Моя метисная, по выражению начкона Попова, внешность позволяла делать односторонний вывод о моей национальной принадлежности. «Разве вы не знаете, что это такое?» – спросили в радушном литературном семействе, когда к чаю подали белесые лепешки. Не знал. Лепешки исчезли. Хозяева перевели разговор в другой ключ, свойская основа отношений исчезла. В Америке меня по внешности принимают за русского, а мою жену-смолянку за русскую не принимают: «Вы из Польши? Из Прибалтики?» «Русскими» называют всех эмигрантов из нашей страны, а собственно русских, составляющих в российской эмиграции меньшинство, знают мало.
«Надо нас как-нибудь разжидить», – звучным голосом выговорил знаменитый актер-кукловод Зиновий Гердт, не подозревая, что вторит поэту Роберту Лоуэллу, а тот сказал: «Американская интеллигенция – это нью-йоркская интеллигенция, а нью-йоркская интеллигенция – это еврейская интеллигенция»[69]. Зиновий Гердт высказался перед выходом на сцену, имея в виду однородный состав представителей московской интеллигенции. Шли мы участвовать в «круглом столе», кукловод окинул взглядом выстроившуюся перед ним шеренгу, посмеялся своему же признанию непропорциональности национального представительства и повторил: «Раз-жидить!». Меня он принял за ненарушающего однородный состав его команды. Взгляд неприязненный, но по тем же мотивам, бросил на меня с высоты своего немалого роста Главный Маршал авиации Голованов. Моя тетка, благодаря своему старшему сыну, работнику ЦК[70], попала в Кремлевскую больницу, лежала в одной палате с женой авиатора-командарма. У Головановых было две дочери. На лечебном досуге дамы стали обсуждать, не гожусь ли я в женихи. Обсуждение приняло оборот практический, я о том понятия не имел, но маршал оказался поставлен в известность о наметившихся матримониальных планах. У меня в ту пору ещё и мысли не было о том, чтобы обременять себя брачными узами, однако мы с маршалом пришли навестить наших болящих в одно и то же время, и великан глянул на меня, как на порождение ехидны, вознамерившееся подобраться к его семейному очагу.

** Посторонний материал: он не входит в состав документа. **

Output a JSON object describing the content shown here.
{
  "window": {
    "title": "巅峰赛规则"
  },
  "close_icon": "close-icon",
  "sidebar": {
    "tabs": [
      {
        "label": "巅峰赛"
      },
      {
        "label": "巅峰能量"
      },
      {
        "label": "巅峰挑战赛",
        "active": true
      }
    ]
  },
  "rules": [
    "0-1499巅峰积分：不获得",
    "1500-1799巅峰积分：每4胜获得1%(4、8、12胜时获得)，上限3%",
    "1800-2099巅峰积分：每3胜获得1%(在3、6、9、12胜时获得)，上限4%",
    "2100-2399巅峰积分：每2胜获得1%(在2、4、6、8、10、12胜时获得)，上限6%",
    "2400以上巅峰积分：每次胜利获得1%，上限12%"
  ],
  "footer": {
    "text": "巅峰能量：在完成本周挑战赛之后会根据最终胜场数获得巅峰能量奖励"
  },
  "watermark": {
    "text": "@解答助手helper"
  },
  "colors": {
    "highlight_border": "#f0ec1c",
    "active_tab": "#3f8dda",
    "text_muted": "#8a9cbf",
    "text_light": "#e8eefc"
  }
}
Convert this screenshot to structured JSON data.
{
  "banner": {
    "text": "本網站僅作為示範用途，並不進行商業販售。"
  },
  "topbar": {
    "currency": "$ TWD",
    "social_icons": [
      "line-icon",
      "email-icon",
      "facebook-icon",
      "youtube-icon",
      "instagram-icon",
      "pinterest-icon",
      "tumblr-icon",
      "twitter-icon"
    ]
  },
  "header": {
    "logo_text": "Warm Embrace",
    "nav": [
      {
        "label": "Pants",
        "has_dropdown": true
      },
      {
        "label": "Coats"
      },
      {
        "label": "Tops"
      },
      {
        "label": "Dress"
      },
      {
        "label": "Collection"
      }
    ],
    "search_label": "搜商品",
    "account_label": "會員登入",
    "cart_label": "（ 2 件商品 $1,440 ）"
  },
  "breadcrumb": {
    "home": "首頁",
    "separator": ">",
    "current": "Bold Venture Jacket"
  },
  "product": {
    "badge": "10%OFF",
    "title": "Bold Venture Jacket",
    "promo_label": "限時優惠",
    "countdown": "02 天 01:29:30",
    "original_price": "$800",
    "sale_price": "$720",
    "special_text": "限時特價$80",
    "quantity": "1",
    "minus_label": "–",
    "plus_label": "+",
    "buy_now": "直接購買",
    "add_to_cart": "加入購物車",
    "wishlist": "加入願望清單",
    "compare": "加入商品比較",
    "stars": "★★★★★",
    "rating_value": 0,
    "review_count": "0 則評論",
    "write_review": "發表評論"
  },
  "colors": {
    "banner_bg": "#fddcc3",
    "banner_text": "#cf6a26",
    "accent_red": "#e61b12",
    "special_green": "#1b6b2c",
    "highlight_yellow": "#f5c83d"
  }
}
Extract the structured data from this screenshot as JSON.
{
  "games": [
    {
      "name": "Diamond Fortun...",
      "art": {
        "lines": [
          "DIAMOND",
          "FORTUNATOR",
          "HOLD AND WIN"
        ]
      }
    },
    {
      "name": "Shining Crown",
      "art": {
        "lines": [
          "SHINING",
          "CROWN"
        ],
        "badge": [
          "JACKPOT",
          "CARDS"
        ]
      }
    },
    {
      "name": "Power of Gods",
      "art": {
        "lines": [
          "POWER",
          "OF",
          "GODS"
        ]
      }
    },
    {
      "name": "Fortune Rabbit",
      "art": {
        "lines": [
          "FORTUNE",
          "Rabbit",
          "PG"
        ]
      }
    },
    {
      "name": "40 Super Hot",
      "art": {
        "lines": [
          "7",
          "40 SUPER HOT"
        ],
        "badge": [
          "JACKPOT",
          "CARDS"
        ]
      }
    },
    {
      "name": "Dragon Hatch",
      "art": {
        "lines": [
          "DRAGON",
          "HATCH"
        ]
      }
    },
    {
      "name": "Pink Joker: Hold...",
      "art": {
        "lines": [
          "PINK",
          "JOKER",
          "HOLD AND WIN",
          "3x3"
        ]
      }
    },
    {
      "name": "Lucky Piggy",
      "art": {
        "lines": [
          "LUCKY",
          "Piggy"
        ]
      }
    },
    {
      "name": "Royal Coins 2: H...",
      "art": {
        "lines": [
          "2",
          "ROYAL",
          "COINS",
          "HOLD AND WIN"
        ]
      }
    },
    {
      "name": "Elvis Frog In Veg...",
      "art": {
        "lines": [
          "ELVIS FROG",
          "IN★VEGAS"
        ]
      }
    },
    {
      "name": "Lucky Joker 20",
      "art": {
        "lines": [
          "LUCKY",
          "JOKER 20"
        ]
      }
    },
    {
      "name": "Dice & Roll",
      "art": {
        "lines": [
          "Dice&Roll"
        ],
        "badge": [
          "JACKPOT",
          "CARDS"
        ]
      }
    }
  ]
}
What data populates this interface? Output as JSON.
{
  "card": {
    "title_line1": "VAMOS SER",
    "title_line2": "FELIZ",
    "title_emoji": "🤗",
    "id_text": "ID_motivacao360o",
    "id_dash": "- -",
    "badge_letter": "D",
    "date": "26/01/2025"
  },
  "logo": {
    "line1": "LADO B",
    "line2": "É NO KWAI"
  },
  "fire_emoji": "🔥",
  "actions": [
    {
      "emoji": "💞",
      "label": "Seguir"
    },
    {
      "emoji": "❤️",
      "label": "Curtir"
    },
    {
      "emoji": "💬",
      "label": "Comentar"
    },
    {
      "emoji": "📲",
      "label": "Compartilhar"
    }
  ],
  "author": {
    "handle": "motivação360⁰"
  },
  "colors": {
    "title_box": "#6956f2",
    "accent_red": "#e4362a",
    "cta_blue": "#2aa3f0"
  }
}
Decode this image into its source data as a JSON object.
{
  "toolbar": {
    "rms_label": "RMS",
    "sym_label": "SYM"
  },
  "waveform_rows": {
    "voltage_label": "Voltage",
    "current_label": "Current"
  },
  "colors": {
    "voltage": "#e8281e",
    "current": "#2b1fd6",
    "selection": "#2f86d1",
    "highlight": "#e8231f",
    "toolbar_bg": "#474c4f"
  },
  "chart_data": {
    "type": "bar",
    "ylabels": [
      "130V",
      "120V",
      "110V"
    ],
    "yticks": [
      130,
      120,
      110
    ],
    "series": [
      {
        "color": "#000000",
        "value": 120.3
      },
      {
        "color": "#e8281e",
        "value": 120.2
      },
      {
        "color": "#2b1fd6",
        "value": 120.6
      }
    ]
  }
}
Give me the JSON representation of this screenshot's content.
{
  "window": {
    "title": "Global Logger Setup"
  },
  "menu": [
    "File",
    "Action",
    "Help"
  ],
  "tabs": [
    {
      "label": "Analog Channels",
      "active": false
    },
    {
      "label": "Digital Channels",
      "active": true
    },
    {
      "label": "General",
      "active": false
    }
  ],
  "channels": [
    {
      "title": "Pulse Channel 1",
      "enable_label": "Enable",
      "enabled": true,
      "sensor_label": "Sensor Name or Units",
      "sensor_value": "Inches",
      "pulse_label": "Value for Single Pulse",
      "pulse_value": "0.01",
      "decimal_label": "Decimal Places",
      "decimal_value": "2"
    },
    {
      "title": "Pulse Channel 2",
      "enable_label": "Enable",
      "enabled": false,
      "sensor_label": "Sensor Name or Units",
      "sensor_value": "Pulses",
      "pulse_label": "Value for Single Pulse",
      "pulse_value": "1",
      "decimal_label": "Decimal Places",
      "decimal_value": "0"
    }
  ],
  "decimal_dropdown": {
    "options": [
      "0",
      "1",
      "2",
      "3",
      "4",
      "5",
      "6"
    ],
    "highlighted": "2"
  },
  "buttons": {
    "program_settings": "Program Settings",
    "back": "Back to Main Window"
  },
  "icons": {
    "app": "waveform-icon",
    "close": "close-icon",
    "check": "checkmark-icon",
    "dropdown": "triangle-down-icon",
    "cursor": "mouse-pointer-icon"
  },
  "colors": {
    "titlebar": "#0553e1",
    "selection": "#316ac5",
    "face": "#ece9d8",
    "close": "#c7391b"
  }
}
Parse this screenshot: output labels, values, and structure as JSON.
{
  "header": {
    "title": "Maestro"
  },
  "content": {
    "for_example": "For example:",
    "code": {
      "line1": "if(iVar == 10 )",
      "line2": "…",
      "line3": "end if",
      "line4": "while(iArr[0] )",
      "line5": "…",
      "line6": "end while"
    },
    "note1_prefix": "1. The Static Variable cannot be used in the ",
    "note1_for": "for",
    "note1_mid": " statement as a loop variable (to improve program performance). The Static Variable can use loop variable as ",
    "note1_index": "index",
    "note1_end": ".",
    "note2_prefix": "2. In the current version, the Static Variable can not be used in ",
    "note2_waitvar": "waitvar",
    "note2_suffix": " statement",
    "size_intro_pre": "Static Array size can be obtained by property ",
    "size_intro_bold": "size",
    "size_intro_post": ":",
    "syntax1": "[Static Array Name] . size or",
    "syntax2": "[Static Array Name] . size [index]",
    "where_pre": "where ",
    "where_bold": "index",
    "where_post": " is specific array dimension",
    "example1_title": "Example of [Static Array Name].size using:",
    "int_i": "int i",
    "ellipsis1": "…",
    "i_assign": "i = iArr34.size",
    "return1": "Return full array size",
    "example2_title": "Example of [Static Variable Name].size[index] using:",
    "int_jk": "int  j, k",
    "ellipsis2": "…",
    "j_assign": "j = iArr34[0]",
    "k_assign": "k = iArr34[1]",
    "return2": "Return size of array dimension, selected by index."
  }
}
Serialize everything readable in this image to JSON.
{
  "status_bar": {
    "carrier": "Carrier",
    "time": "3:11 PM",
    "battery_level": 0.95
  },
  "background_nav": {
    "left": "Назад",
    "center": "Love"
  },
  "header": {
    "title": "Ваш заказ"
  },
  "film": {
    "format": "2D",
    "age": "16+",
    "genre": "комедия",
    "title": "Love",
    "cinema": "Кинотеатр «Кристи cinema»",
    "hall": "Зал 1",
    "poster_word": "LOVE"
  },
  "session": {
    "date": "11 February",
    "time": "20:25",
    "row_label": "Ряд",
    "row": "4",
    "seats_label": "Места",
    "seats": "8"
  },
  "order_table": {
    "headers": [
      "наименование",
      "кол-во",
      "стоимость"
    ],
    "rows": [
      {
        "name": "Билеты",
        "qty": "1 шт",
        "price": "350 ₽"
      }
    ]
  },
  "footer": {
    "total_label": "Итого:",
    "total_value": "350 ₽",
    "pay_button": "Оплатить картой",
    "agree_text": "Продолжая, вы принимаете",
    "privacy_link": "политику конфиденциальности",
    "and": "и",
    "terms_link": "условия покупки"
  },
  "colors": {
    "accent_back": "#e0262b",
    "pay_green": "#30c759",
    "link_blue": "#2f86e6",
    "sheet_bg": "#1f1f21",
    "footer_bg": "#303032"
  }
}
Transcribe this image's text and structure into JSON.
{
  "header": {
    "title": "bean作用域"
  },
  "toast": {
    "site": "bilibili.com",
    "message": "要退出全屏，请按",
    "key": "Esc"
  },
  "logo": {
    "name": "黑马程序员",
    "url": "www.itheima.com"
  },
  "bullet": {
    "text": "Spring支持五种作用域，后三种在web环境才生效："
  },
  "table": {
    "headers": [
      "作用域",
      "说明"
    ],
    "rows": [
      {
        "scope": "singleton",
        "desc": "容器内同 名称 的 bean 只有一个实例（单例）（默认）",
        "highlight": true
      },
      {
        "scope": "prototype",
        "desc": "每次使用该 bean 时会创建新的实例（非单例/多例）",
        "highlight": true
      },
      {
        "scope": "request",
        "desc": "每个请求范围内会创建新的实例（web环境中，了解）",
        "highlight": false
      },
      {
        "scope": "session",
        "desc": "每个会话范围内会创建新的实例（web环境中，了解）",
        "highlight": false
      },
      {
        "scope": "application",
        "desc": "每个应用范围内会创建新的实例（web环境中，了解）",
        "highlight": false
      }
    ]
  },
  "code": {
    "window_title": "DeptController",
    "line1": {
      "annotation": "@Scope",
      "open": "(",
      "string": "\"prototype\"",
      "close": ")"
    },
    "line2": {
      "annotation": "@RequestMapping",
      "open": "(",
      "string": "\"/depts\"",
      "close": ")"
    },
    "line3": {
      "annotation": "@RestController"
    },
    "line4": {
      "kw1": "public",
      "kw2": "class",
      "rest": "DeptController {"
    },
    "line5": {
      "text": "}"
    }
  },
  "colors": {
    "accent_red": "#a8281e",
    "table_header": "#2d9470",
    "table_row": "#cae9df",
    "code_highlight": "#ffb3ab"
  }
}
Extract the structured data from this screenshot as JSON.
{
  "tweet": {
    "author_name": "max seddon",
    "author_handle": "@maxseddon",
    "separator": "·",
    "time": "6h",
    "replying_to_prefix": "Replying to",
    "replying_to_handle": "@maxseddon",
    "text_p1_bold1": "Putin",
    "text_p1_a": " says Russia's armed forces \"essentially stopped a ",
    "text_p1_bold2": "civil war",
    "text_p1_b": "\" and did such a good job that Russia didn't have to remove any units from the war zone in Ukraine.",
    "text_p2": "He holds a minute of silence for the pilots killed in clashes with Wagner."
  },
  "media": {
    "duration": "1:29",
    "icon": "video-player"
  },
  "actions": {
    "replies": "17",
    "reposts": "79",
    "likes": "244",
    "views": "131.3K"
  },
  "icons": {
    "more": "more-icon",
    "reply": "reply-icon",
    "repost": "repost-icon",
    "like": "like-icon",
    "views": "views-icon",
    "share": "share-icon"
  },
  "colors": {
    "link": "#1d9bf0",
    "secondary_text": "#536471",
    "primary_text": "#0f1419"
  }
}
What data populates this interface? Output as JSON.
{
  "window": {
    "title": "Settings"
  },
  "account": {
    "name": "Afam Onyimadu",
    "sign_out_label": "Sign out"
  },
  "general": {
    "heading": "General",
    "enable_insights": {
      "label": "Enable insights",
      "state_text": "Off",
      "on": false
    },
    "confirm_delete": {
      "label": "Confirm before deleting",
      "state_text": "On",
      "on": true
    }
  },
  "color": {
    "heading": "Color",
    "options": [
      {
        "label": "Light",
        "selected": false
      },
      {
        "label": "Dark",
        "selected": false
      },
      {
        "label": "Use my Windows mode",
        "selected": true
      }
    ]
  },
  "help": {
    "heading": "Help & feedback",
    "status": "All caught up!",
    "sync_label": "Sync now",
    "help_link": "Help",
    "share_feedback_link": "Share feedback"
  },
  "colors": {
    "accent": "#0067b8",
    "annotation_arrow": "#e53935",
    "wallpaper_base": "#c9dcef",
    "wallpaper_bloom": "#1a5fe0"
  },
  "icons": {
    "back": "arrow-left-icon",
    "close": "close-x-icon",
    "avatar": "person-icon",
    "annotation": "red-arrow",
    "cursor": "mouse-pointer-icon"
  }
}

«Замолчи, жидовка…» – реплика в чеховской пьесе «Иванов», и когда это играют, мне кажется, я слышу эхо наших семейных скандалов, испытываю странное чувство, что меня касаются строки из классики. Гамлетизм – это вечно, а тут времена моих дедушек и бабушек. Инородная струя влилась в нашу семью в силу потребности, заставляющей детей грызть известку, словно не хватало чего-то в людской породе, сложившейся из поколений смолян и туляков, перебравшихся в Питер, а затем в Москву. «Что же ты делаешь?» – прадед-машинист писал сыну-инженеру, когда узнал, на ком тот женится. «Вон из дома!» – услышала тетка, сестра отца, от моего другого деда, когда в семье прозвучал мотив библейский. Но таков был лейтмотив рубежа веков. Чехов собирался жениться на Эфрон, дочь Марка Твена вышла за Осипа Габриловича. «Где моя жидовка?» – перед смертью взывал слывший антисемитом Томас Вулф. Сколько таких союзов совершилось повсюду! «Жаль евреев» – читаю в семейных предреволюционных письмах: следуя чувству гражданского долга, сострадали жившим за чертой. Потом оборот исторического колеса, на своём веку слышал: «У-у, ж-жиды!».
У нас в семье с инородными родственниками не просто примирились, их усвоили, они к «жидам» не относились. Неприязнь вызывала прущая масса. Прущая! Слово мне подсказано Наумом Коржавиным – передает энергию и размах движения, прущая изо всех углов чернь, чужеродная орда или кагал, хамье (хотя мы сами не из «благородных»). Однако неприязнь немыслима, если перед тобой достойный человек. Прадед примирился с женитьбой сына и сноху-иудейку называл дочкой, чувства были обоюдны, она свекра называла папой. Дед Вася, как родного, принял «жидовского зятя». Видел я, как хоронили его, Юрия Марковича Кушнира.